There are three major reasons for continued enthusiasm: First, the Phase II trial data were encouraging, with a trend demonstrated between the MAGE-A3 vaccine and the control arm. Second, the Phase III trial is the largest of its kind in non-small-cell lung cancer, which gives confidence that the trial is powered to determine the effect of the drug. Third, a more potent vaccine is being used in the Phase III trial than the one in the Phase II trial that produced encouraging results. The top-line results are expected in the first half of 2014, and GlaxoSmithKline will pay Agenus a low-single-digit royalty on worldwide commercial sales.
Additionally, Maxim analyst Jason Kolbert believes that today's drop is an overreaction and gives us four reasons:
1. The study did not meet disease free survival endpoint in these advanced melanoma patients (3B/3C) but melanoma is not lung cancer and the lung cancer patients are earlier stage (1B-3A). These cancers have drastically different times to relapse with melanoma being faster than lung cancer (9 months vs. 3 years). Immune-therapy may need time to work, time that melanoma patients just don't have. So it's erroneous to assume that QS21 is a failure yet, just because advanced melanoma patients did not broadly benefit, i.e. this does not mean that QS-21 does not work in earlier stage lung cancer patients or gene signature sub-group or patients.
2. Gene Signature is also a primary endpoint and has yet to report. Gene signature patients (those patients who may be more likely to benefit from immune therapy) were pre-specified as a sub-group with a co-primary endpoint. This group has not yet reported and the trial is still ongoing in these patients, i.e. this group may still benefit from QS-21.
3. Both cancer trials, do not necessarily portend negative results in herpes or Malaria trials, again, different disease, different patients, and very different immune systems.

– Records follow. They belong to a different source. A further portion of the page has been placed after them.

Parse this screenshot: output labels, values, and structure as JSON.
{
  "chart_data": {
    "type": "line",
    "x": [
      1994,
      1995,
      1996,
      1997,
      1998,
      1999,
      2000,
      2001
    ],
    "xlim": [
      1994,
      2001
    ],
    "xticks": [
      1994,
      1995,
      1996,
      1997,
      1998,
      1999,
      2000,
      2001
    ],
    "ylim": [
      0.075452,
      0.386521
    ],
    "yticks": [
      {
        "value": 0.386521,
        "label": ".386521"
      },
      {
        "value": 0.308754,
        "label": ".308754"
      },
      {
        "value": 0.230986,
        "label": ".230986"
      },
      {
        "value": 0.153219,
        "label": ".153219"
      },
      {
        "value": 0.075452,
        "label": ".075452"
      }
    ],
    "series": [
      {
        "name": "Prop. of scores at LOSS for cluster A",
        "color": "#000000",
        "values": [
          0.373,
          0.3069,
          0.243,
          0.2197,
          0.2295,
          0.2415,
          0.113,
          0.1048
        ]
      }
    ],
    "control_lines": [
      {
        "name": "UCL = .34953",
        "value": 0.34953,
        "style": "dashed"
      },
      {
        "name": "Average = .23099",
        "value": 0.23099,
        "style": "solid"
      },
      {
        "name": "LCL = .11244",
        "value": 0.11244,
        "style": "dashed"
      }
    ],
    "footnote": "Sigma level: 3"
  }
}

4. The real upside to the Agenus story was never QS-21, it's Glioblastoma.
Agenus has a number of upcoming catalysts, each of which could have a meaningful impact on the stock given current price levels. In addition to the collaboration with GlaxoSmithKline, Agenus has two wholly owned programs that are making significant clinical progress. The herpes program consists of an immunotherapeutic vaccine designed to suppress the virus in infected patients. A Phase II trial is underway and results are expected in the fourth quarter. The brain cancer program consists of two immunotherapeutic vaccines designed to target cancer cells in newly diagnosed and recurrent patients. A potentially registration enabling trial with G-200 in recurrent brain cancer recently initiated, and top-line results may be possible as early as 2015. The non-small cell lung cancer and shingles trials in collaboration with GlaxoSmithKline will read out in 2014. If any of these trials are positive, the stock could reverse from current levels.